The full question:
Let $f(x) = \frac{P(x)}{Q(x)}$ be a rational function, where $P, Q$ are polynomials with no common factor of positive degree. Prove that $f$ has an infinite discontinuity at $x = a$, if and only if $Q(a) = 0.$
My attempt:
Intuitively, when $Q(a) = 0$, the vertical line $x = a$ is a vertical asymptote of $y = f(x)$. Thus $f(x)$ has an infinite discontinuity at $x = a$. One way this may be proven is to show that at least:
$\lim_{x \to a^+}f(x) = \infty \ \ or -\infty;$ or
$\lim_{x \to a^-}f(x) = \infty \ \ or -\infty;$
Let us consider the case of the right-sided infinite limit, where $P(x) > 0$ and $Q(x) > 0$ as $x \to a^+$ at all values of $x > a$ except at $x = a$ itself.
Then, to show $\lim_{x \to a^+}f(x) = \infty$, given a constant $K > 0$, we aim to find a $\delta > 0$ such that:
$$ 0 < |x - a| < \delta \Rightarrow f(x) = \frac{P(x)}{Q(x)} > K $$
To show that this only happens when $Q(a) = 0$, given $\epsilon > 0$, there exists a $\delta_1 > 0$ such that:
$$ 0 < |x - a| < \delta_1 \Rightarrow |Q(x)| < \epsilon $$
This may be worked out to be
$$ |Q(x)| < \epsilon \\ \frac{1}{|Q(x)|} > \frac{1}{\epsilon} $$
Since we take $P(x) > 0$ as $x \to a^+$, then,
$$ \frac{P(x)}{Q(x)} > \frac{1}{|Q(x)|} > \frac{1}{\epsilon} $$
Thus, we let $\delta = \delta_1$ and $K = \frac{1}{\epsilon}$ to show that $\lim_{x \to a^+} f(x) = \infty$ for $Q(a) = 0.$
I do not think that this flow of logic is correct since it involves making a few assumptions (i.e $Q(x)$ is continuous near $x = a$ and hence $\lim_{x \to a^+} Q(x) = Q(a) = 0$. Yet I am unsure of what direction to take to solve this question. I hope that I can obtain some tips from you guys. Thank you!

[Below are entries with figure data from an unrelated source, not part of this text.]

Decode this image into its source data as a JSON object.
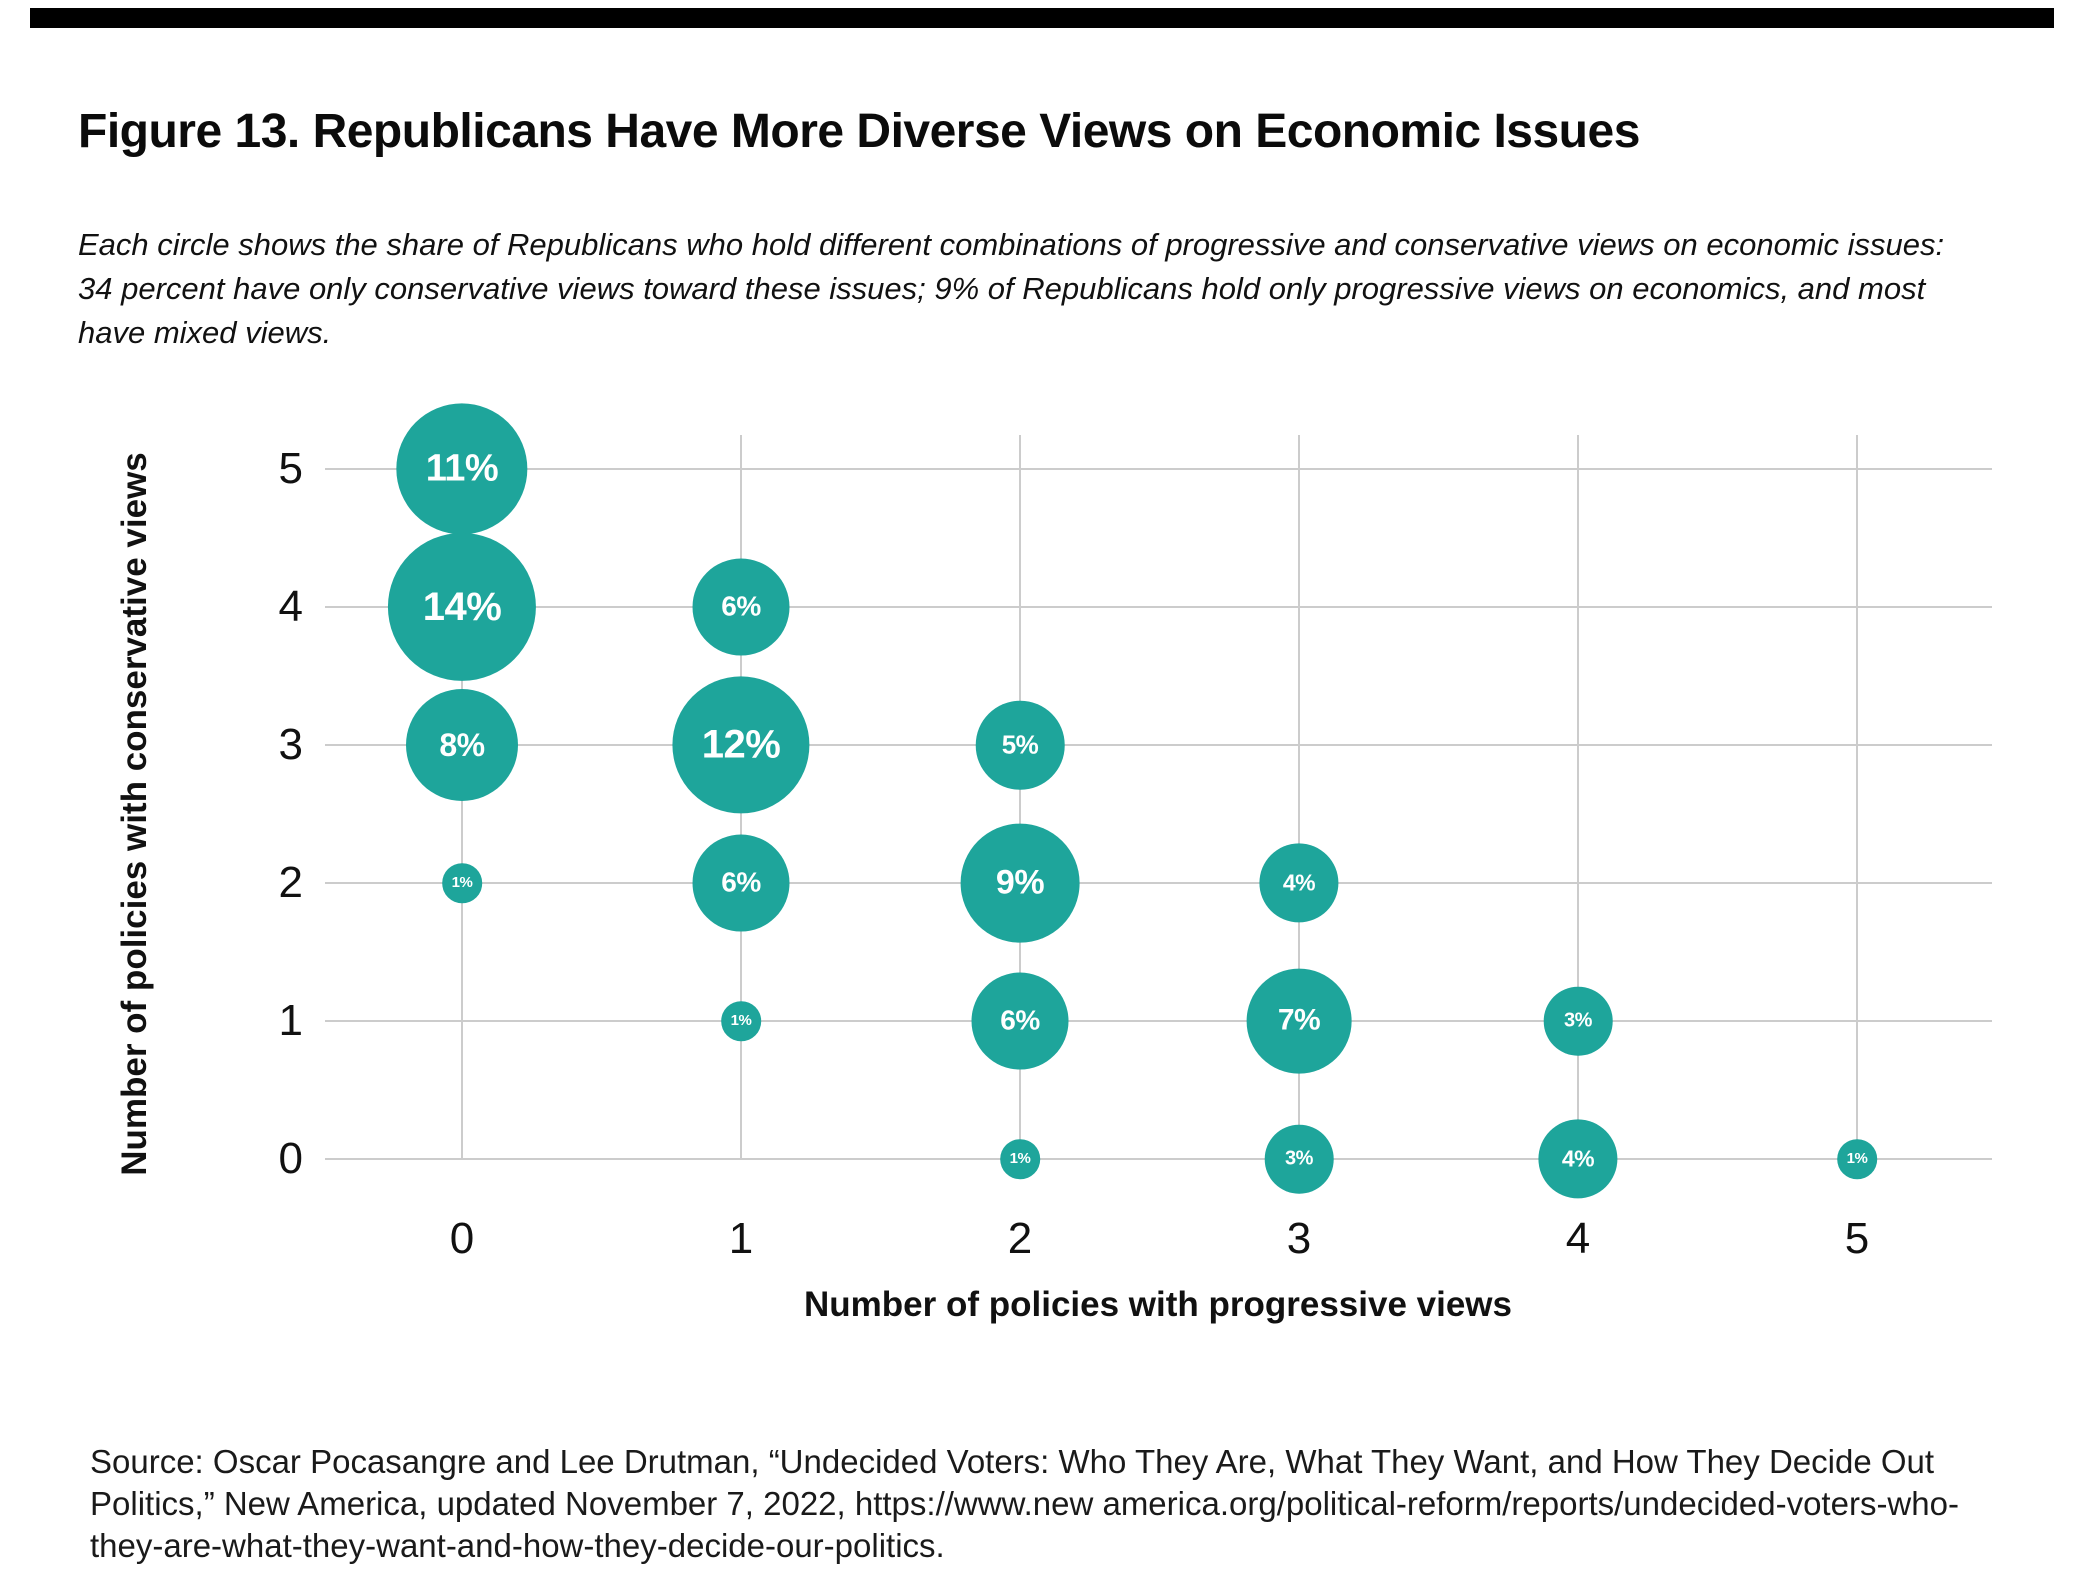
{
  "figure": {
    "title": "Figure 13. Republicans Have More Diverse Views on Economic Issues",
    "subtitle": "Each circle shows the share of Republicans who hold different combinations of progressive and conservative views on economic issues: 34 percent have only conservative views toward these issues; 9% of Republicans hold only progressive views on economics, and most have mixed views.",
    "source": "Source: Oscar Pocasangre and Lee Drutman, “Undecided Voters: Who They Are, What They Want, and How They Decide Out Politics,” New America, updated November 7, 2022, https://www.new america.org/political-reform/reports/undecided-voters-who-they-are-what-they-want-and-how-they-decide-our-politics."
  },
  "chart_data": {
    "type": "scatter",
    "subtype": "bubble",
    "xlabel": "Number of policies with progressive views",
    "ylabel": "Number of policies with conservative views",
    "x_ticks": [
      "0",
      "1",
      "2",
      "3",
      "4",
      "5"
    ],
    "y_ticks": [
      "0",
      "1",
      "2",
      "3",
      "4",
      "5"
    ],
    "xlim": [
      0,
      5
    ],
    "ylim": [
      0,
      5
    ],
    "grid": true,
    "legend": false,
    "bubble_color": "#1EA59B",
    "bubble_label_color": "#ffffff",
    "gridline_color": "#cccccc",
    "points": [
      {
        "x": 0,
        "y": 5,
        "value": 11,
        "label": "11%"
      },
      {
        "x": 0,
        "y": 4,
        "value": 14,
        "label": "14%"
      },
      {
        "x": 0,
        "y": 3,
        "value": 8,
        "label": "8%"
      },
      {
        "x": 0,
        "y": 2,
        "value": 1,
        "label": "1%"
      },
      {
        "x": 1,
        "y": 4,
        "value": 6,
        "label": "6%"
      },
      {
        "x": 1,
        "y": 3,
        "value": 12,
        "label": "12%"
      },
      {
        "x": 1,
        "y": 2,
        "value": 6,
        "label": "6%"
      },
      {
        "x": 1,
        "y": 1,
        "value": 1,
        "label": "1%"
      },
      {
        "x": 2,
        "y": 3,
        "value": 5,
        "label": "5%"
      },
      {
        "x": 2,
        "y": 2,
        "value": 9,
        "label": "9%"
      },
      {
        "x": 2,
        "y": 1,
        "value": 6,
        "label": "6%"
      },
      {
        "x": 2,
        "y": 0,
        "value": 1,
        "label": "1%"
      },
      {
        "x": 3,
        "y": 2,
        "value": 4,
        "label": "4%"
      },
      {
        "x": 3,
        "y": 1,
        "value": 7,
        "label": "7%"
      },
      {
        "x": 3,
        "y": 0,
        "value": 3,
        "label": "3%"
      },
      {
        "x": 4,
        "y": 1,
        "value": 3,
        "label": "3%"
      },
      {
        "x": 4,
        "y": 0,
        "value": 4,
        "label": "4%"
      },
      {
        "x": 5,
        "y": 0,
        "value": 1,
        "label": "1%"
      }
    ]
  }
}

NB: I considered using proof by contradiction to establish the base statements, but I thought that by proving that $f$ does not have a limit at $x = a$ given $Q(a) = 0$, this does not necessarily establish that $f$ has an infinite discontinuity, since it may be a jump/'oscillating' discontinuity. Is this line of thinking correct as well?
Suppose that $Q(a)\ne0$. Then$$\lim_{x\to a}\frac{P(x)}{Q(x)}=\frac{P(a)}{Q(a)}\in\Bbb R$$and therefore there is no discontinuity at $a$.
Now, suppose that $Q(a)=0$. Then $(x-a)\mid Q(x)$. So, since $P(x)$ and $Q(x)$ have no common factors, $(x-a)\nmid P(x)$, and therefore $P(a)\ne0$. Take $K>0$. There is some $\delta_1>0$ such that$$|x-a|<\delta_1\implies\bigl|Q(x)\bigr|<\frac{|P(a)|}{2K}$$and there is a $\delta_2>0$ such that$$|x-a|<\delta_2\implies\bigl|P(x)\bigr|>\frac12\bigl|P(a)\bigr|.$$So, if $\delta=\min\{\delta_1,\delta_2\}$,$$|x-a|<\delta\implies\left|\frac{P(x)}{Q(x)}\right|>\frac{|P(a)|/2}{|P(a)|/(2K)}=K.$$Thus, I have proved that$$\lim_{x\to a}\left|\frac{P(x)}{Q(x)}\right|=\infty.$$
In your proof, I don't see where does the inequality$$\frac{P(x)}{Q(x)}>\frac1{|Q(x)|}$$come from.